Şimdi soralım: Süper Lig için bile hazırlıksız, yetersiz ve etkisiz olan bu kadro Şampiyonlar Ligi’nde kendini ve bu ülkeyi temsil edebilir mi? Elbette hayır!...
Her şeyden önce bu takımın taktik hazırlığını, oyun planlamasını, felsefesini sorgulamaya hiç hakkımız yok.
Onlar daha baştan “fundamental”den kaybediyorlar. Yani futbolun alt yapılarda öğretilen temel top tekniğinden.

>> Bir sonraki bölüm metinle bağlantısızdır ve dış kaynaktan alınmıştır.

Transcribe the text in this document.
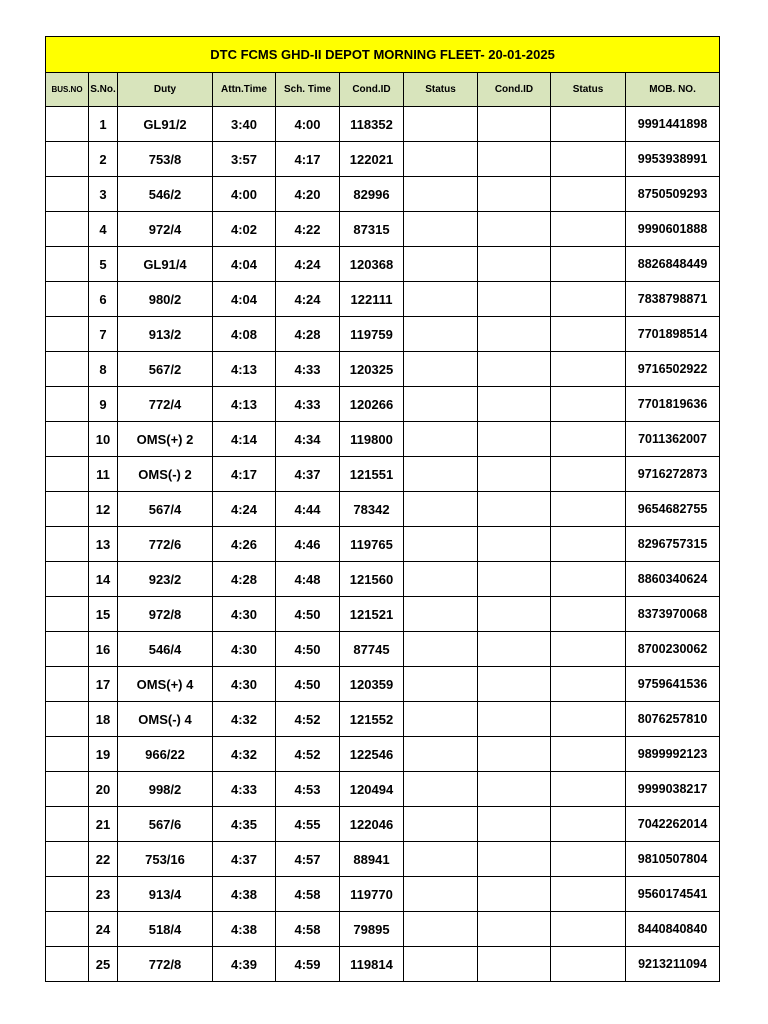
DTC FCMS GHD-II DEPOT MORNING FLEET- 20-01-2025									
BUS.NO	S.No.	Duty	Attn.Time	Sch. Time	Cond.ID	Status	Cond.ID	Status	MOB. NO.
	1	GL91/2	3:40	4:00	118352				9991441898
	2	753/8	3:57	4:17	122021				9953938991
	3	546/2	4:00	4:20	82996				8750509293
	4	972/4	4:02	4:22	87315				9990601888
	5	GL91/4	4:04	4:24	120368				8826848449
	6	980/2	4:04	4:24	122111				7838798871
	7	913/2	4:08	4:28	119759				7701898514
	8	567/2	4:13	4:33	120325				9716502922
	9	772/4	4:13	4:33	120266				7701819636
	10	OMS(+) 2	4:14	4:34	119800				7011362007
	11	OMS(-) 2	4:17	4:37	121551				9716272873
	12	567/4	4:24	4:44	78342				9654682755
	13	772/6	4:26	4:46	119765				8296757315
	14	923/2	4:28	4:48	121560				8860340624
	15	972/8	4:30	4:50	121521				8373970068
	16	546/4	4:30	4:50	87745				8700230062
	17	OMS(+) 4	4:30	4:50	120359				9759641536
	18	OMS(-) 4	4:32	4:52	121552				8076257810
	19	966/22	4:32	4:52	122546				9899992123
	20	998/2	4:33	4:53	120494				9999038217
	21	567/6	4:35	4:55	122046				7042262014
	22	753/16	4:37	4:57	88941				9810507804
	23	913/4	4:38	4:58	119770				9560174541
	24	518/4	4:38	4:58	79895				8440840840
	25	772/8	4:39	4:59	119814				9213211094
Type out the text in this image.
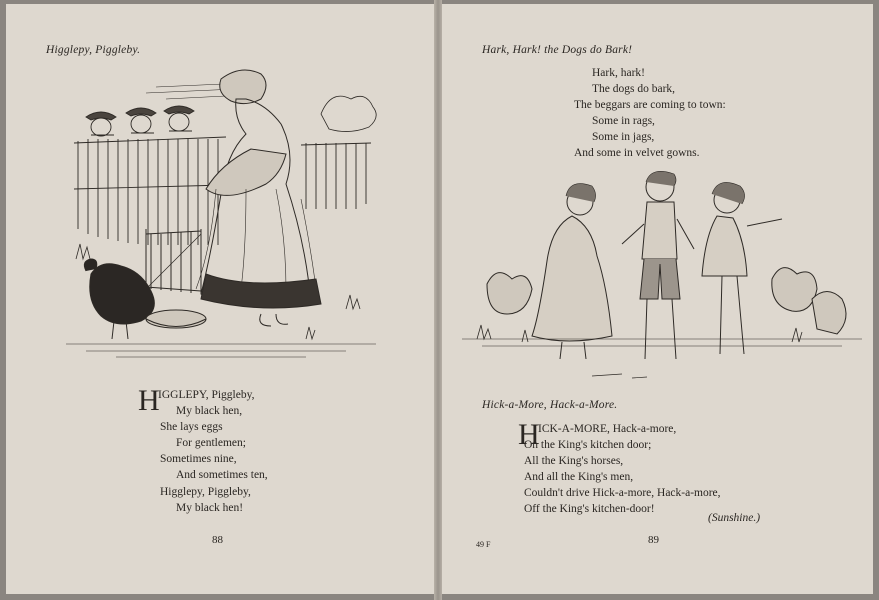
Higglepy, Piggleby.
H
IGGLEPY, Piggleby,
My black hen,
She lays eggs
For gentlemen;
Sometimes nine,
And sometimes ten,
Higglepy, Piggleby,
My black hen!
88
Hark, Hark! the Dogs do Bark!
Hark, hark!
The dogs do bark,
The beggars are coming to town:
Some in rags,
Some in jags,
And some in velvet gowns.
Hick-a-More, Hack-a-More.
H
ICK-A-MORE, Hack-a-more,
On the King's kitchen door;
All the King's horses,
And all the King's men,
Couldn't drive Hick-a-more, Hack-a-more,
Off the King's kitchen-door!
(Sunshine.)
49 F	89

Beşiktaş hiç yapay çim mazeretine sığınmasın... Onlar geçen yıl Ankara’da aynı zeminde üç maç kazandılar. Dün topu tutamayan, iki pası bir arada yapamayan, rakiple ikili mücadeleden kaçan, pas ve şut atarken topun ağırlığı, vuruş şiddeti, mesafe kavramlarını hiç düşünmeden, sorumluluktan kaçan bir yığın adamla oynadılar. Topu ayağında tutan yoktu. Yusuf girene kadar top sürüp, taşımaya çalışan da! Bir takım Şampiyonlar Ligi’nde böyle mücadele etmemeli.
Tello’nun verimsizliğini, Holosko’nun formsuzluğunu görüyorsun. Fink’i defterden silmişsin. İsmail gibi fiyatıyla büyük, savunmasıyla sıfır oyuncuyu, İbrahim Üzülmez’e tercih ediyorsun. Hocam kusura bakma, kendine de takıma da yazık ediyorsun.
10 günden beri, Moskova’da kazanmaya kararlı Beşiktaş beyanları dinledik. Gördük ki, o beyanlar yalanmış. En azından yeşil zeminde oynanan oyun hocayı ve talebelerini yalancı çıkarıyor. Havadan hiçbir topu doğru dürüst kullanamayan, yerden top kayıpları ve isabetsiz paslarla sadece telaş üreten Beşiktaş bir ara başlattığı hücumu geriye döndürüp Rüştü’de bitirdi. Eh, ben ne diyeyim artık.

Haberin Devamı

Atı alan Üsküdar’ı geçti
Maçın en gayretli adamı Nobre, topu iki kere eliyle kesiyor. Buluştuğu topların hiçbirini ayağında tutamıyor. Sırtı dönük hiçbir etkinliği yok. Mustafa hoca bu drama bir önlem alamıyor. Nihat’ta, Yusuf’ta, Holosko’da inanılmaz bir bitiklik, keyifsizlik, Tello’da hayretler içinde gözlenen bir tükenmişlik var. Takımı toplasanız Ernst ve Nobre dışında (doğru ya da yanlış) inadına bir gayret, özveri ve enerjiyle oyuna ortak olan yok. CSKA Moskova, hem de Beşiktaş’ın bastırdığı dakikalarda kazandığı topla öyle pozisyonlara girdi ki, biz ceza alanı içinde Sivok ile Ferrari’yi göremez olduk. Serdar Özkan’la, Ekrem’in gelip stoperlere vekalet ettiğini gördük. Şaşılacak bir disiplinsizlik ve sorumsuzluk örneği.
İbrahim Kaş ve Sivok romantik hayallerle gidip gol arıyorlar. Oysa atı alan çoktan Üsküdar’ı geçmiş. 7 kez korner kullanan bir takımın bir kafa vuruşu, bir etkin şutu olmaz mı? Yazık. Hep birlikte Beşiktaş’ı kaybediyoruz. Haftalardır atamadıkları o golle de avunamayız.
Kongre rüzgârları, yönetim yanlışları, teknik direktörün ihmalleri ya da futbolcuları yerine taraftar motivasyonuyla uğraşması bu kadroyu şaşkına çevirmiş. Hayır, bu Beşiktaş’ı asla onaylamıyoruz, sahiplenemiyoruz.
Çünkü o kendini kaybetmiş. Kendi kimliğine ve unvanlarına maalesef sahip olamıyor!